- The JPEX crypto exchange disappeared last year with an estimated $200 million in deposits.
- Police say the site used promoters to wrangle crypto investors.
- The authorities have still not identified who ran JPEX.
In a move that escalates the probe into one of Hong Kong’s most notorious rogue crypto exchanges, Interpol, the international police agency, issued two red notices on Thursday for promoters Ching-Kit Wong and Tsun-Ting Mok.
Wong, 30, who is also known as “Coin Young Master,” is wanted for one count of fraud and two counts of theft.
Mok is charged with two counts of dealing with property known or believed to represent proceeds of an indictable offence.
Last year, Hong Kong Police arrested the two influencers in connection with JPEX, the Hong Kong cryptocurrency exchange that collapsed last September.

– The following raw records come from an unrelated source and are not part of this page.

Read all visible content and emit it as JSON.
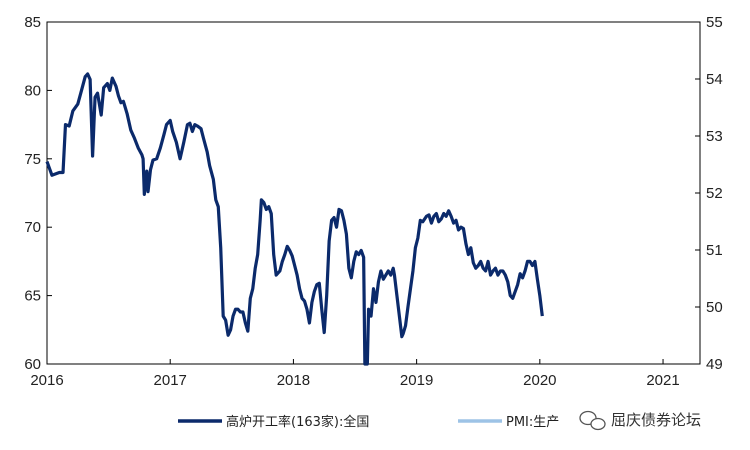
{
  "chart_data": {
    "type": "line",
    "title": "",
    "xlabel": "",
    "ylabel": "",
    "x_ticks": [
      "2016",
      "2017",
      "2018",
      "2019",
      "2020",
      "2021"
    ],
    "x_range": [
      2016.0,
      2021.3
    ],
    "y_left_ticks": [
      "60",
      "65",
      "70",
      "75",
      "80",
      "85"
    ],
    "y_left_range": [
      60,
      85
    ],
    "y_right_ticks": [
      "49",
      "50",
      "51",
      "52",
      "53",
      "54",
      "55"
    ],
    "y_right_range": [
      49,
      55
    ],
    "grid": false,
    "legend_position": "bottom",
    "series": [
      {
        "name": "高炉开工率(163家):全国",
        "axis": "left",
        "color": "#0b2a6b",
        "points": [
          [
            2016.0,
            74.8
          ],
          [
            2016.02,
            74.3
          ],
          [
            2016.04,
            73.8
          ],
          [
            2016.07,
            73.9
          ],
          [
            2016.1,
            74.0
          ],
          [
            2016.13,
            74.0
          ],
          [
            2016.15,
            77.5
          ],
          [
            2016.18,
            77.4
          ],
          [
            2016.21,
            78.5
          ],
          [
            2016.25,
            79.0
          ],
          [
            2016.28,
            80.0
          ],
          [
            2016.31,
            81.0
          ],
          [
            2016.33,
            81.2
          ],
          [
            2016.35,
            80.8
          ],
          [
            2016.37,
            75.2
          ],
          [
            2016.39,
            79.5
          ],
          [
            2016.41,
            79.8
          ],
          [
            2016.44,
            78.2
          ],
          [
            2016.46,
            80.2
          ],
          [
            2016.49,
            80.5
          ],
          [
            2016.51,
            80.0
          ],
          [
            2016.53,
            80.9
          ],
          [
            2016.56,
            80.3
          ],
          [
            2016.58,
            79.6
          ],
          [
            2016.6,
            79.1
          ],
          [
            2016.62,
            79.2
          ],
          [
            2016.65,
            78.3
          ],
          [
            2016.68,
            77.1
          ],
          [
            2016.71,
            76.5
          ],
          [
            2016.74,
            75.8
          ],
          [
            2016.77,
            75.3
          ],
          [
            2016.78,
            75.0
          ],
          [
            2016.79,
            72.4
          ],
          [
            2016.81,
            74.1
          ],
          [
            2016.82,
            72.6
          ],
          [
            2016.84,
            74.2
          ],
          [
            2016.86,
            74.9
          ],
          [
            2016.89,
            75.0
          ],
          [
            2016.92,
            75.8
          ],
          [
            2016.95,
            76.8
          ],
          [
            2016.97,
            77.5
          ],
          [
            2017.0,
            77.8
          ],
          [
            2017.02,
            77.0
          ],
          [
            2017.05,
            76.2
          ],
          [
            2017.08,
            75.0
          ],
          [
            2017.11,
            76.2
          ],
          [
            2017.14,
            77.5
          ],
          [
            2017.16,
            77.6
          ],
          [
            2017.18,
            77.0
          ],
          [
            2017.2,
            77.5
          ],
          [
            2017.22,
            77.4
          ],
          [
            2017.25,
            77.2
          ],
          [
            2017.27,
            76.5
          ],
          [
            2017.3,
            75.5
          ],
          [
            2017.32,
            74.5
          ],
          [
            2017.35,
            73.5
          ],
          [
            2017.37,
            72.0
          ],
          [
            2017.39,
            71.5
          ],
          [
            2017.41,
            68.5
          ],
          [
            2017.43,
            63.5
          ],
          [
            2017.45,
            63.2
          ],
          [
            2017.47,
            62.1
          ],
          [
            2017.49,
            62.5
          ],
          [
            2017.51,
            63.5
          ],
          [
            2017.53,
            64.0
          ],
          [
            2017.55,
            64.0
          ],
          [
            2017.57,
            63.8
          ],
          [
            2017.59,
            63.8
          ],
          [
            2017.61,
            63.0
          ],
          [
            2017.63,
            62.4
          ],
          [
            2017.65,
            64.8
          ],
          [
            2017.67,
            65.5
          ],
          [
            2017.69,
            67.0
          ],
          [
            2017.71,
            68.0
          ],
          [
            2017.73,
            70.5
          ],
          [
            2017.74,
            72.0
          ],
          [
            2017.76,
            71.8
          ],
          [
            2017.78,
            71.3
          ],
          [
            2017.8,
            71.5
          ],
          [
            2017.82,
            71.0
          ],
          [
            2017.84,
            68.0
          ],
          [
            2017.86,
            66.5
          ],
          [
            2017.89,
            66.8
          ],
          [
            2017.91,
            67.5
          ],
          [
            2017.93,
            68.0
          ],
          [
            2017.95,
            68.6
          ],
          [
            2017.97,
            68.3
          ],
          [
            2017.99,
            67.9
          ],
          [
            2018.01,
            67.2
          ],
          [
            2018.03,
            66.5
          ],
          [
            2018.05,
            65.5
          ],
          [
            2018.07,
            64.8
          ],
          [
            2018.09,
            64.6
          ],
          [
            2018.11,
            64.0
          ],
          [
            2018.13,
            63.0
          ],
          [
            2018.15,
            64.5
          ],
          [
            2018.17,
            65.3
          ],
          [
            2018.19,
            65.8
          ],
          [
            2018.21,
            65.9
          ],
          [
            2018.23,
            64.0
          ],
          [
            2018.25,
            62.3
          ],
          [
            2018.27,
            65.0
          ],
          [
            2018.29,
            69.0
          ],
          [
            2018.31,
            70.5
          ],
          [
            2018.33,
            70.7
          ],
          [
            2018.35,
            70.0
          ],
          [
            2018.37,
            71.3
          ],
          [
            2018.39,
            71.2
          ],
          [
            2018.41,
            70.5
          ],
          [
            2018.43,
            69.5
          ],
          [
            2018.45,
            67.0
          ],
          [
            2018.47,
            66.3
          ],
          [
            2018.49,
            67.5
          ],
          [
            2018.51,
            68.2
          ],
          [
            2018.53,
            68.0
          ],
          [
            2018.55,
            68.3
          ],
          [
            2018.57,
            67.8
          ],
          [
            2018.58,
            60.0
          ],
          [
            2018.6,
            60.0
          ],
          [
            2018.61,
            64.0
          ],
          [
            2018.63,
            63.5
          ],
          [
            2018.65,
            65.5
          ],
          [
            2018.67,
            64.5
          ],
          [
            2018.69,
            66.0
          ],
          [
            2018.71,
            66.8
          ],
          [
            2018.73,
            66.2
          ],
          [
            2018.75,
            66.5
          ],
          [
            2018.77,
            66.8
          ],
          [
            2018.79,
            66.5
          ],
          [
            2018.81,
            67.0
          ],
          [
            2018.82,
            66.5
          ],
          [
            2018.84,
            65.0
          ],
          [
            2018.86,
            63.5
          ],
          [
            2018.88,
            62.0
          ],
          [
            2018.89,
            62.2
          ],
          [
            2018.91,
            62.8
          ],
          [
            2018.93,
            64.2
          ],
          [
            2018.95,
            65.5
          ],
          [
            2018.97,
            66.8
          ],
          [
            2018.99,
            68.5
          ],
          [
            2019.01,
            69.2
          ],
          [
            2019.03,
            70.5
          ],
          [
            2019.05,
            70.4
          ],
          [
            2019.08,
            70.8
          ],
          [
            2019.1,
            70.9
          ],
          [
            2019.12,
            70.3
          ],
          [
            2019.14,
            70.8
          ],
          [
            2019.16,
            71.0
          ],
          [
            2019.18,
            70.4
          ],
          [
            2019.2,
            70.6
          ],
          [
            2019.22,
            71.0
          ],
          [
            2019.24,
            70.8
          ],
          [
            2019.26,
            71.2
          ],
          [
            2019.28,
            70.8
          ],
          [
            2019.3,
            70.3
          ],
          [
            2019.32,
            70.5
          ],
          [
            2019.34,
            69.8
          ],
          [
            2019.36,
            70.0
          ],
          [
            2019.38,
            69.9
          ],
          [
            2019.4,
            68.8
          ],
          [
            2019.42,
            68.0
          ],
          [
            2019.44,
            68.5
          ],
          [
            2019.46,
            67.4
          ],
          [
            2019.48,
            67.0
          ],
          [
            2019.5,
            67.2
          ],
          [
            2019.52,
            67.5
          ],
          [
            2019.54,
            67.0
          ],
          [
            2019.56,
            66.8
          ],
          [
            2019.58,
            67.5
          ],
          [
            2019.6,
            66.5
          ],
          [
            2019.62,
            66.8
          ],
          [
            2019.64,
            67.0
          ],
          [
            2019.66,
            66.5
          ],
          [
            2019.68,
            66.8
          ],
          [
            2019.7,
            66.8
          ],
          [
            2019.72,
            66.5
          ],
          [
            2019.74,
            66.0
          ],
          [
            2019.76,
            65.0
          ],
          [
            2019.78,
            64.8
          ],
          [
            2019.8,
            65.3
          ],
          [
            2019.82,
            65.8
          ],
          [
            2019.84,
            66.6
          ],
          [
            2019.86,
            66.3
          ],
          [
            2019.88,
            66.8
          ],
          [
            2019.9,
            67.5
          ],
          [
            2019.92,
            67.5
          ],
          [
            2019.94,
            67.2
          ],
          [
            2019.96,
            67.5
          ],
          [
            2019.98,
            66.2
          ],
          [
            2020.0,
            65.0
          ],
          [
            2020.02,
            63.5
          ]
        ]
      },
      {
        "name": "PMI:生产",
        "axis": "right",
        "color": "#9dc3e6",
        "points": []
      }
    ]
  },
  "legend": {
    "items": [
      {
        "label": "高炉开工率(163家):全国",
        "color": "#0b2a6b"
      },
      {
        "label": "PMI:生产",
        "color": "#9dc3e6"
      }
    ]
  },
  "watermark": {
    "text": "屈庆债券论坛"
  }
}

The pair were promoting JPEX to potential investors, police said. But they were not charged.
More than 2,600 victims have come forward with combined losses of HK$1.6 billion, or US$200 million.
73 arrests
The red notices, which call on Interpol’s 196 member nations to locate and arrest their targets, doesn’t cite JPEX as a reason for the warrants.

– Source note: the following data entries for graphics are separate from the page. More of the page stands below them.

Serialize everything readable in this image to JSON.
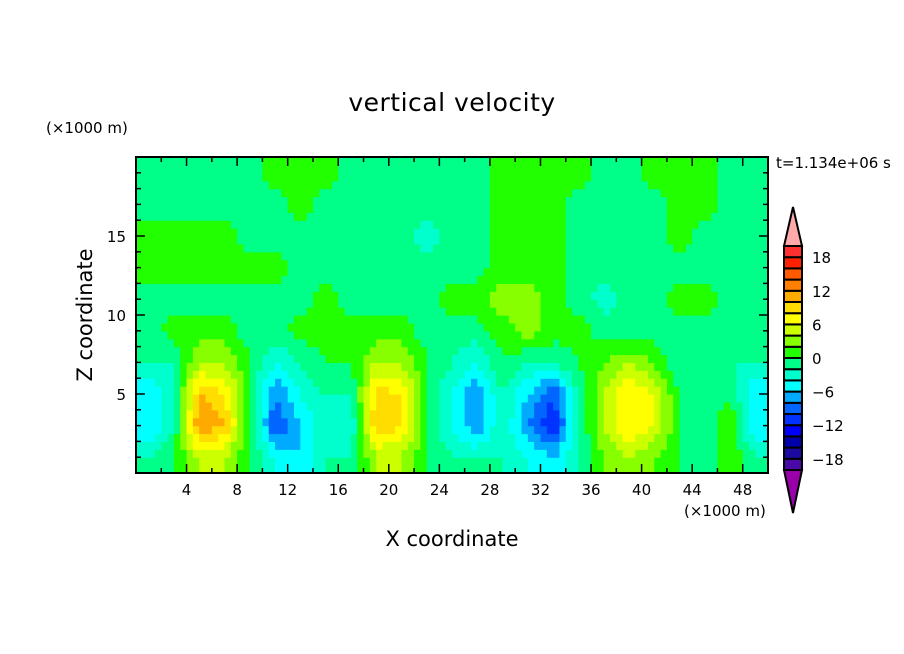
{
  "chart_data": {
    "type": "heatmap",
    "title": "vertical velocity",
    "xlabel": "X coordinate",
    "ylabel": "Z coordinate",
    "x_unit": "(×1000 m)",
    "y_unit": "(×1000 m)",
    "annotation": "t=1.134e+06 s",
    "xlim": [
      0,
      50
    ],
    "ylim": [
      0,
      20
    ],
    "x_ticks": [
      4,
      8,
      12,
      16,
      20,
      24,
      28,
      32,
      36,
      40,
      44,
      48
    ],
    "x_tick_labels": [
      "4",
      "8",
      "12",
      "16",
      "20",
      "24",
      "28",
      "32",
      "36",
      "40",
      "44",
      "48"
    ],
    "y_ticks": [
      5,
      10,
      15
    ],
    "y_tick_labels": [
      "5",
      "10",
      "15"
    ],
    "grid_x_centers": [
      1,
      3,
      5,
      7,
      9,
      11,
      13,
      15,
      17,
      19,
      21,
      23,
      25,
      27,
      29,
      31,
      33,
      35,
      37,
      39,
      41,
      43,
      45,
      47,
      49
    ],
    "grid_z_centers_top_to_bottom": [
      19,
      17,
      15,
      13,
      11,
      9,
      7,
      5,
      3,
      1
    ],
    "values": [
      [
        -1,
        -1,
        -1,
        -1,
        -1,
        1,
        1,
        1,
        -1,
        -1,
        -1,
        -1,
        -1,
        -1,
        1,
        1,
        1,
        1,
        -1,
        -1,
        1,
        1,
        1,
        -1,
        -1
      ],
      [
        -1,
        -1,
        -1,
        -1,
        -1,
        -1,
        1,
        -1,
        -1,
        -1,
        -1,
        -1,
        -1,
        -1,
        1,
        1,
        1,
        -1,
        -1,
        -1,
        -1,
        1,
        1,
        -1,
        -1
      ],
      [
        1,
        1,
        1,
        1,
        -1,
        -1,
        -1,
        -1,
        -1,
        -1,
        -1,
        -3,
        -1,
        -1,
        1,
        1,
        1,
        -1,
        -1,
        -1,
        -1,
        1,
        -1,
        -1,
        -1
      ],
      [
        1,
        1,
        1,
        1,
        1,
        1,
        -1,
        -1,
        -1,
        -1,
        -1,
        -1,
        -1,
        -1,
        1,
        1,
        1,
        -1,
        -1,
        -1,
        -1,
        -1,
        -1,
        -1,
        -1
      ],
      [
        -1,
        -1,
        -1,
        -1,
        -1,
        -1,
        -1,
        1,
        -1,
        -1,
        -1,
        -1,
        1,
        1,
        3,
        3,
        1,
        -1,
        -3,
        -1,
        -1,
        1,
        1,
        -1,
        -1
      ],
      [
        -1,
        1,
        1,
        1,
        -1,
        -1,
        1,
        1,
        1,
        1,
        1,
        -1,
        -1,
        -1,
        1,
        3,
        1,
        1,
        -1,
        -1,
        -1,
        -1,
        -1,
        -1,
        -1
      ],
      [
        -2,
        -2,
        4,
        4,
        0,
        -4,
        -2,
        0,
        0,
        4,
        4,
        0,
        -2,
        -4,
        0,
        -2,
        -2,
        0,
        2,
        4,
        2,
        -2,
        -2,
        -2,
        -2
      ],
      [
        -6,
        -2,
        10,
        8,
        0,
        -8,
        -4,
        -2,
        -2,
        9,
        8,
        0,
        -4,
        -8,
        -2,
        -6,
        -10,
        -2,
        4,
        8,
        6,
        0,
        -2,
        0,
        -6
      ],
      [
        -6,
        -2,
        12,
        10,
        0,
        -10,
        -6,
        -2,
        -4,
        10,
        8,
        0,
        -4,
        -8,
        -2,
        -8,
        -12,
        -2,
        4,
        8,
        6,
        0,
        -2,
        2,
        -6
      ],
      [
        -2,
        0,
        4,
        4,
        0,
        -4,
        -6,
        -2,
        -2,
        4,
        4,
        0,
        -2,
        -2,
        -2,
        -4,
        -6,
        -2,
        2,
        4,
        2,
        0,
        -2,
        2,
        -2
      ]
    ],
    "colorbar": {
      "levels": [
        -20,
        -18,
        -16,
        -14,
        -12,
        -10,
        -8,
        -6,
        -4,
        -2,
        0,
        2,
        4,
        6,
        8,
        10,
        12,
        14,
        16,
        18,
        20
      ],
      "labels": [
        "18",
        "12",
        "6",
        "0",
        "−6",
        "−12",
        "−18"
      ],
      "label_values": [
        18,
        12,
        6,
        0,
        -6,
        -12,
        -18
      ],
      "colors_low_to_high": [
        "#4a0aa8",
        "#1c0aa0",
        "#0000aa",
        "#0000ff",
        "#0033ff",
        "#0066ff",
        "#00aaff",
        "#00ffff",
        "#00ffcc",
        "#00ff88",
        "#22ff00",
        "#88ff00",
        "#ccff00",
        "#ffff00",
        "#ffdd00",
        "#ffaa00",
        "#ff7f00",
        "#ff5a00",
        "#ff2000",
        "#ff3030"
      ],
      "over_color": "#ffaaaa",
      "under_color": "#9900aa"
    }
  }
}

DL News was unable to reach Wong and Mok for comment. The Coin Young Master Youtube account is inactive and the Instagram account has been set to private.
At least 73 people have been arrested in the course of the police investigation but Hong Kong police have not charged anyone. The authorities have not identified who is behind JPEX.

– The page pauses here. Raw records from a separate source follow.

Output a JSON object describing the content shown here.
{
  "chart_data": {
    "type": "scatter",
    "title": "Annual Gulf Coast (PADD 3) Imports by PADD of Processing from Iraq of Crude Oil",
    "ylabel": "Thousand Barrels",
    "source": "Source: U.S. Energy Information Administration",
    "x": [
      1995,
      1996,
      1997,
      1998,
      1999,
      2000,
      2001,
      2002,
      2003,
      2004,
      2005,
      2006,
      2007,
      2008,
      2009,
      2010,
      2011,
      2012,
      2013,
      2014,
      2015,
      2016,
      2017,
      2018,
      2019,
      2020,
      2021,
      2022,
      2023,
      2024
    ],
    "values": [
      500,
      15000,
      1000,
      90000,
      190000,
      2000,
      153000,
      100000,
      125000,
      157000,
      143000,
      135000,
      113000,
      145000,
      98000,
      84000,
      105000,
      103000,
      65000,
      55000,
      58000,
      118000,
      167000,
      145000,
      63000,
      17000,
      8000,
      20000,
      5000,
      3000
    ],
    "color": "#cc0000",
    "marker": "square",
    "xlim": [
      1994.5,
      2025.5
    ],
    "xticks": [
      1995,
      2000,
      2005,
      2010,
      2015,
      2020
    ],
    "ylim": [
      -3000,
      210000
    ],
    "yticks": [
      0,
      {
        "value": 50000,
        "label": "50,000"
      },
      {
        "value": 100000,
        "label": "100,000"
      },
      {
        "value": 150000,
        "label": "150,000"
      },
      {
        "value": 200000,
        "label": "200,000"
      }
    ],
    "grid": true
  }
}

At the same time, investors have filed a civil suit seeking to recover lost deposits.
But it’s not the first time the two men have been in trouble with the law. Wong, a former swimming instructor, was sentenced to community service in 2012 for stealing a phone at a pool. By 2018, he had reinvented himself as a Lamborghini-driving crypto promoter.
Cash from a rooftop
In December that year, Wong was arrested for disorderly conduct in a public place after throwing thousands of dollars in cash from a rooftop in Hong Kong’s Sham Shui Po neighbourhood.
The shower of hundred dollar banknotes caused chaos on the street below as people fought to retrieve them.
He received a suspended sentence of 10 days imprisonment. Local media dubbed him the “Bitcoin playboy.”
Bogus currency
In 2019, Wong and Mok, 26, — who worked as his assistant — promoted a bogus virtual currency mining machine, according to police.
Following their arrest, police said they allegedly defrauded 18 people of some HK$3 million. They were later released on bail.
Leo Weese, the president of the Bitcoin Association of Hong Kong, criticised Wong after the Sham Shui Po incident.
Weese cast doubt on whether Wong was a Bitcoin millionaire on X, stating that he was well known in the community for running a “pyramid-like scheme”.
“Six years and a couple of scams later, Wong Ching-kit has an Interpol red notice in his name and appears to be no longer in Hong Kong,” Weese tweeted on July 25.